Tout au long de la tumultueuse Néva, s’étend majestueusement sur près de 200 m de long la majestueuse façade peinte en vert rehaussé de colonnes blanches aux chapiteaux jaune ocre et couronnée de 176 statues du palais d’hiver des tsars de Russie.

C’est l’impératrice Elisabeth 1ere (1709-1762), fille de Pierre le Grand, qui confia en 1754 à l’architecte italien Rastrelli le soin de bâtir l’actuel Palais d’Hiver. La construction, qui s’étala sur plus de 8 ans, fut exécutée dans le plus pur style baroque russe qui triomphait alors et ne fut achevée que peu de temps avant la mort d’Elisabeth.

Le palais est bâti à la démesure de l’empire de Russie : affectant la forme d’un vaste rectangle de 170m de long par 120m de large, il comporte 1050 pièces, 1945 fenêtres et 117 escaliers. La balustrade qui couronne l’ensemble de l’édifice mesure près de 2 km de long.

A l’intérieur, un grand escalier d’honneur à double volée en marbre de Carrare et dont le plafond est soutenu par 10 colonnes monolithes de granit gris, ouvre sur deux grandes enfilades aux innombrables salons de réception dont les boiseries ruisselantes de stucs dorés et les parquets en marqueterie de bois éblouissent tous les ambassadeurs.

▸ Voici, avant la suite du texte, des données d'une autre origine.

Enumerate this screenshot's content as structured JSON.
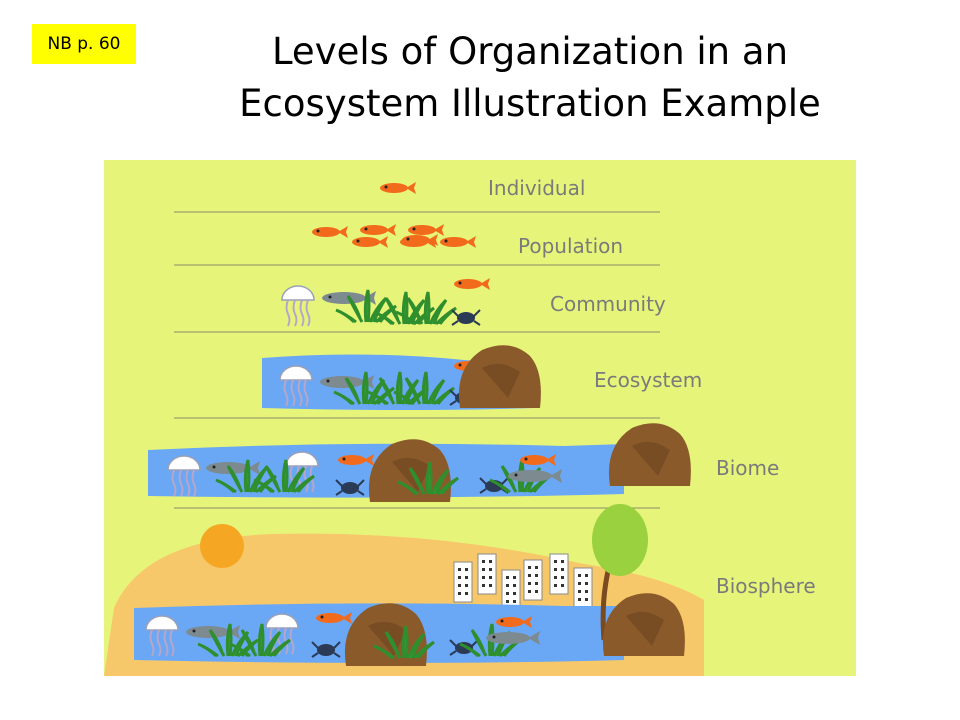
{
  "tag": "NB p. 60",
  "title": {
    "line1": "Levels of Organization in an",
    "line2": "Ecosystem Illustration Example"
  },
  "levels": {
    "individual": "Individual",
    "population": "Population",
    "community": "Community",
    "ecosystem": "Ecosystem",
    "biome": "Biome",
    "biosphere": "Biosphere"
  },
  "colors": {
    "panel": "#e6f57a",
    "fish": "#f26a1b",
    "water": "#6aa8f5",
    "rock": "#8a5a2b",
    "land": "#f7c86a",
    "sun": "#f5a623",
    "tree": "#9ad13e"
  }
}
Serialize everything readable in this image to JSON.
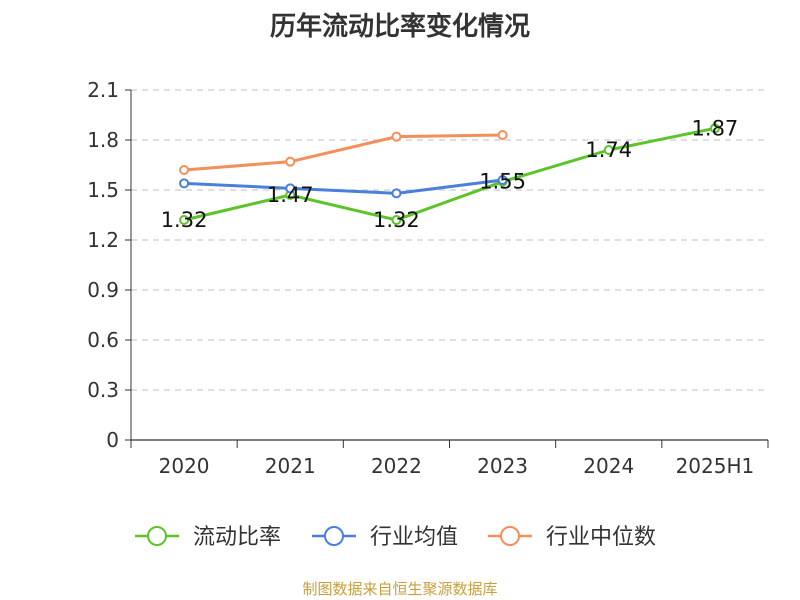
{
  "chart_data": {
    "type": "line",
    "title": "历年流动比率变化情况",
    "categories": [
      "2020",
      "2021",
      "2022",
      "2023",
      "2024",
      "2025H1"
    ],
    "ylim": [
      0,
      2.1
    ],
    "yticks": [
      0,
      0.3,
      0.6,
      0.9,
      1.2,
      1.5,
      1.8,
      2.1
    ],
    "ytick_labels": [
      "0",
      "0.3",
      "0.6",
      "0.9",
      "1.2",
      "1.5",
      "1.8",
      "2.1"
    ],
    "grid": true,
    "legend_position": "bottom",
    "series": [
      {
        "name": "流动比率",
        "color": "#5bc428",
        "values": [
          1.32,
          1.47,
          1.32,
          1.55,
          1.74,
          1.87
        ],
        "labels": [
          "1.32",
          "1.47",
          "1.32",
          "1.55",
          "1.74",
          "1.87"
        ]
      },
      {
        "name": "行业均值",
        "color": "#4a7fdc",
        "values": [
          1.54,
          1.51,
          1.48,
          1.56,
          null,
          null
        ]
      },
      {
        "name": "行业中位数",
        "color": "#f58f5a",
        "values": [
          1.62,
          1.67,
          1.82,
          1.83,
          null,
          null
        ]
      }
    ]
  },
  "footer": {
    "source": "制图数据来自恒生聚源数据库"
  }
}
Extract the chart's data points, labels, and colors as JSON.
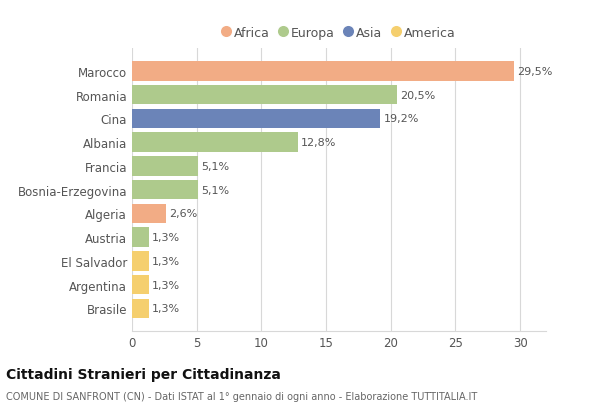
{
  "categories": [
    "Marocco",
    "Romania",
    "Cina",
    "Albania",
    "Francia",
    "Bosnia-Erzegovina",
    "Algeria",
    "Austria",
    "El Salvador",
    "Argentina",
    "Brasile"
  ],
  "values": [
    29.5,
    20.5,
    19.2,
    12.8,
    5.1,
    5.1,
    2.6,
    1.3,
    1.3,
    1.3,
    1.3
  ],
  "labels": [
    "29,5%",
    "20,5%",
    "19,2%",
    "12,8%",
    "5,1%",
    "5,1%",
    "2,6%",
    "1,3%",
    "1,3%",
    "1,3%",
    "1,3%"
  ],
  "continents": [
    "Africa",
    "Europa",
    "Asia",
    "Europa",
    "Europa",
    "Europa",
    "Africa",
    "Europa",
    "America",
    "America",
    "America"
  ],
  "continent_colors": {
    "Africa": "#F2AC85",
    "Europa": "#AECA8C",
    "Asia": "#6B84B8",
    "America": "#F5CF6E"
  },
  "legend_order": [
    "Africa",
    "Europa",
    "Asia",
    "America"
  ],
  "xlim": [
    0,
    32
  ],
  "xticks": [
    0,
    5,
    10,
    15,
    20,
    25,
    30
  ],
  "title": "Cittadini Stranieri per Cittadinanza",
  "subtitle": "COMUNE DI SANFRONT (CN) - Dati ISTAT al 1° gennaio di ogni anno - Elaborazione TUTTITALIA.IT",
  "background_color": "#ffffff",
  "grid_color": "#d8d8d8",
  "bar_height": 0.82,
  "label_fontsize": 8.0,
  "ytick_fontsize": 8.5,
  "xtick_fontsize": 8.5
}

A la mort d’Elisabeth, Catherine II (1729-1796) confie à l’architecte Quarenghi le soin de redécorer les grands salons de réception dans le style classique qui triomphe alors. La salle du trône est ainsi transformée dans le goût à la grecque qu’affectionne la nouvelle impératrice.

C’est également Catherine II qui fait construire en 1764 par l’architecte français Vallin de Lamothe sur les conseils de son ami Jean Jacques Rousseau le premier Ermitage afin d’y exposer la collection personnelle de tableaux et objets d’art qu’avaient acquis pour elle les ambassadeurs qu’elle avait envoyé aux quatre coins de l’Europe.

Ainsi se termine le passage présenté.